New York City midsize firm Warshaw Burstein has also been hiring during the pandemic, recently adding partners focused on intellectual property and tax work. Managing partner Fred Cummings said that while there's little difference between arranging a potential lateral's initial group interview with the firm's managing committee via the Blue Jeans platform and the mechanics of bringing her into the office to meet in person, subsequent one-on-ones with other recent arrivals or lawyers in the candidate's practice get scheduled faster.

"Our candidates are generally New York-based candidates," Cummings said. "But I think just the fact of not requiring people of coming into the office has accelerated the interview part of the process."

Hiring partners are also seeing silver linings in the new normal.

"You get to know a little bit about someone when you're getting to know someone on a Zoom call," Braswell continued, referencing the backdrop, their casual dress and even family members dropping by in the background. "The tone on a virtual interview is different. People are more relaxed. When you're on the hot seat, in a room full of several suits asking questions, that can be stressful."

Caravello echoed this point, highlighting the value of meeting new candidates and partners in their own environments.

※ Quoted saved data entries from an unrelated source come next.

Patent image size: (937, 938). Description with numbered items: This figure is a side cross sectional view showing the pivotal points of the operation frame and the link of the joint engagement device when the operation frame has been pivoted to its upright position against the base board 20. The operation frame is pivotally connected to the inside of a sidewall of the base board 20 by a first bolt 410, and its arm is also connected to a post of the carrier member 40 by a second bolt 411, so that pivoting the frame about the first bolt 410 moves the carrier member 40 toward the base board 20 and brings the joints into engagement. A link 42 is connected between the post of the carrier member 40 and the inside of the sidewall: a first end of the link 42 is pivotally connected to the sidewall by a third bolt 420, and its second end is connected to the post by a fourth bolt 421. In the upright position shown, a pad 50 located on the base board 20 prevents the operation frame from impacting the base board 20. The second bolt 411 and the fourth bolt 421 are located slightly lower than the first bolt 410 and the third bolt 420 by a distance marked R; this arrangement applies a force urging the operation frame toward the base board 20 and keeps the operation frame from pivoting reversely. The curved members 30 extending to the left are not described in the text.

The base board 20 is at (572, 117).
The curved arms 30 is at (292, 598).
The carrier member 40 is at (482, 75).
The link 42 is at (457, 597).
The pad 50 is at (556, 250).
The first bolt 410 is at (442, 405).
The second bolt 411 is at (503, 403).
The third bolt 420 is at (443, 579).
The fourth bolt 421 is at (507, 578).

"You're meeting the dog, the kids, the spouse, the postman, who knows," she said. "It gives them a more human feel and allows for connections to be made more quickly."

Combine this with greater speed and less stress on candidates, and Caravello believes that virtual hiring will outlast the coronavirus pandemic.

"Many firms I've worked with, they might not ever go back to the old way,"  she said. 

Some, particularly those that have been quieter on the hiring front since March, might not have the same amount of comfort with virtual hiring.

"I'm not sold on idea that it won't go back to in person," Handwerker said. "I think it will depend just on how comfortable people got with Zoom. I think it will be firm by firm."

But it's possible that holdouts will be in the minority.

"There will be more virtual meetings than there were before. That's almost a certainty," Bodian predicted, adding that in-person meetings when individuals are in the same city will remain the norm. 

Even still, Cummings—who called virtual interviews "80 to 90% as good" for getting a sense of a person—sees a role for them at single-office Warshaw Burstein, expecting many partners to work remotely with greater frequency even after a return to the workplace is possible.

"Virtual is just going to become an element of the recruiting process, just like it's an element of every other part of our practice."

For all the faults he finds in the virtual process, Braswell also sees no reason to abandon it, particularly when speed and cost considerations come to the foreground.

"Where time is imperative, you're going to resort to virtual. Where someone has more time, and you want to be able to weigh body language and other considerations, then you'll resort to the traditional way of doing things," he said. "I don't think we'll be going back to the old way of  always having somebody come in."